Mirum Pharmaceuticals (MIRM) has demonstrated significant operational momentum, culminating in its stock reaching a new all-time high of $54.46. This price appreciation is underpinned by robust financial performance, highlighted by first-quarter 2025 revenues of $111.6 million, which represents a 61% year-over-year increase and substantially beat analyst forecasts of $98.02 million. Growth is primarily driven by the strong commercial uptake of its key product, Livmarli, which generated $74 million in combined U.S. and international sales.
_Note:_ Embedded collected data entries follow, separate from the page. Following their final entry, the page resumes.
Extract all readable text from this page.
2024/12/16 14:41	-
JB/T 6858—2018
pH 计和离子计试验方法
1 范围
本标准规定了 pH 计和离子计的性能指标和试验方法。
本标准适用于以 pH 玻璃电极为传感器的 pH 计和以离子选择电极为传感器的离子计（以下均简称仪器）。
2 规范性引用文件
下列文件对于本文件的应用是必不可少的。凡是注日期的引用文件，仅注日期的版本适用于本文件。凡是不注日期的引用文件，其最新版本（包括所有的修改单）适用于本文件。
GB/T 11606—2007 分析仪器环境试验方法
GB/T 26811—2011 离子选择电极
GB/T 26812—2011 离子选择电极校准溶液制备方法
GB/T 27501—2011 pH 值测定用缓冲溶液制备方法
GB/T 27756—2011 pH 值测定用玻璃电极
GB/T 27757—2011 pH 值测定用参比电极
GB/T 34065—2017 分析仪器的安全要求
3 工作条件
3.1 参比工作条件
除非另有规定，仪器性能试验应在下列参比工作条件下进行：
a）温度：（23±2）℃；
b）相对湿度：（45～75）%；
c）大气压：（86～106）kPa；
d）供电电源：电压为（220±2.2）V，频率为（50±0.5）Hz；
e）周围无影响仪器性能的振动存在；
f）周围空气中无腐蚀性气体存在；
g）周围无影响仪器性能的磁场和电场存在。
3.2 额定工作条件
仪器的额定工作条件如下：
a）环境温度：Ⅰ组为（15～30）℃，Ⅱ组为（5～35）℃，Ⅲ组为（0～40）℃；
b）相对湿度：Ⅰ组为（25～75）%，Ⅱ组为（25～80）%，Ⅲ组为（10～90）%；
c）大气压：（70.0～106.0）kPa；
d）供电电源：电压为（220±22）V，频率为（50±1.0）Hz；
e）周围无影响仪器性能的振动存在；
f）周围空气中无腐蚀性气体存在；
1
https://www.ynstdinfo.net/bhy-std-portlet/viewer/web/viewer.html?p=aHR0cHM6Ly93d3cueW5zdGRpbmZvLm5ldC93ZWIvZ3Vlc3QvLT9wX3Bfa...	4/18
Management has signaled confidence in sustained performance by raising its full-year revenue guidance to a range of $435-$450 million. This positive outlook is echoed by Wall Street, with analysts from H.C. Wainwright, JMP Securities, and Evercore ISI all issuing Buy/Outperform ratings and price targets ranging from $73 to $76, implying considerable upside from current levels. While the company's financial health appears solid, evidenced by a current ratio of 3.22, and its clinical pipeline is advancing with the VISTAS trial, a note of caution is warranted. The stock's 35.64% rise over the past year has led to a valuation that an InvestingPro analysis suggests may be above its calculated Fair Value, presenting a potential conflict between fundamental momentum and current market price.